Plants that take ten years to build don’t seem like a very good response to a boom that measures dataceneter build time in months and will probably collapse in a year or two as hype is replaced by the reality of the technology. Battery backed solar and wind on the other hand are both cheaper, and can be built faster than the ‘AI’ datacenters they are ment to power.

Don’t get me wrong, I think nuclear power is important to the energy transition, and will find its use in certain use cases like large scale marine transport or places near the artic circle, but the window to build it was 1970 to 2010. At a point when the biggest thing slowing down green energy if finding financing for it, it makes sense to go with the lowest cost option available, which is battery backed solar.

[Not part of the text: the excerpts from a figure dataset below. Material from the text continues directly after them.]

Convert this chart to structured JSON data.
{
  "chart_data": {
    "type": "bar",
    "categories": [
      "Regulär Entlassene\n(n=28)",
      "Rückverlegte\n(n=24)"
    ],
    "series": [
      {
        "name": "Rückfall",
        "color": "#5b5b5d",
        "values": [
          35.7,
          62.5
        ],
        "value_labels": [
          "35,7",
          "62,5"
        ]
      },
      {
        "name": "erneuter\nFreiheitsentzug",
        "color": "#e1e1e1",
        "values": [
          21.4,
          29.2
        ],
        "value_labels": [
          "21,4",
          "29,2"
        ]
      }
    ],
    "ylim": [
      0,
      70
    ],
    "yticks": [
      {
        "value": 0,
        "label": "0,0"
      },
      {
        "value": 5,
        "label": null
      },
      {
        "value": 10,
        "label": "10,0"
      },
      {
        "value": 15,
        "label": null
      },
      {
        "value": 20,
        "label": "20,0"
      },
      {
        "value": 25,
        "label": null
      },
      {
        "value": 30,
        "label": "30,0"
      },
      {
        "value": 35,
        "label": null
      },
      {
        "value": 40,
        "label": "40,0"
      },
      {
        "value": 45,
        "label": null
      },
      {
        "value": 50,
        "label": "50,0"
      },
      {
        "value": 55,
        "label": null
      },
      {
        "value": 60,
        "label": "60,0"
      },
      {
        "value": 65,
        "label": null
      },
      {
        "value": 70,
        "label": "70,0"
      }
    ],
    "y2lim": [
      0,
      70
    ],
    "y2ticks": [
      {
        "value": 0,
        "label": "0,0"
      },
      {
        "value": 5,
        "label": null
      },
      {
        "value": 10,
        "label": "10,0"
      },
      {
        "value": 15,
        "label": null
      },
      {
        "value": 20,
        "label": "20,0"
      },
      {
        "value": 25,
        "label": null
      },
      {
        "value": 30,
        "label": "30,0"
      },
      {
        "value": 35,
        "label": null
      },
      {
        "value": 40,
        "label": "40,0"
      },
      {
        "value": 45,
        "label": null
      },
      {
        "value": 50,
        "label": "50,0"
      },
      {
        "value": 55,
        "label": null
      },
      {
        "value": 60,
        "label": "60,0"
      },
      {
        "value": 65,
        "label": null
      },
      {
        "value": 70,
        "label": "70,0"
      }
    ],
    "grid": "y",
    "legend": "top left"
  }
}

[–] DarkThoughts@fedia.io 2 points 2 weeks ago

10 years is unrealistic, today it's closer to 15 years. Both time frames would be too late. Doesn't matter either way though since the US elections. The world is not going to be able to compensate for the US emissions under Trump's fascism when we were already on our way to 3 degrees globally BEFORE that.

[–] Rooskie91@discuss.online 1 points 2 weeks ago* (last edited 2 weeks ago)

Plants take 10 year to build because of a purposely complicated burocratic process. We churn out at least 1 nuclear submarines a year.

Edit: I still think you're right, renewables and batteries are cheaper than nuclear in most first world countries, but the building process doesn't have to be that long.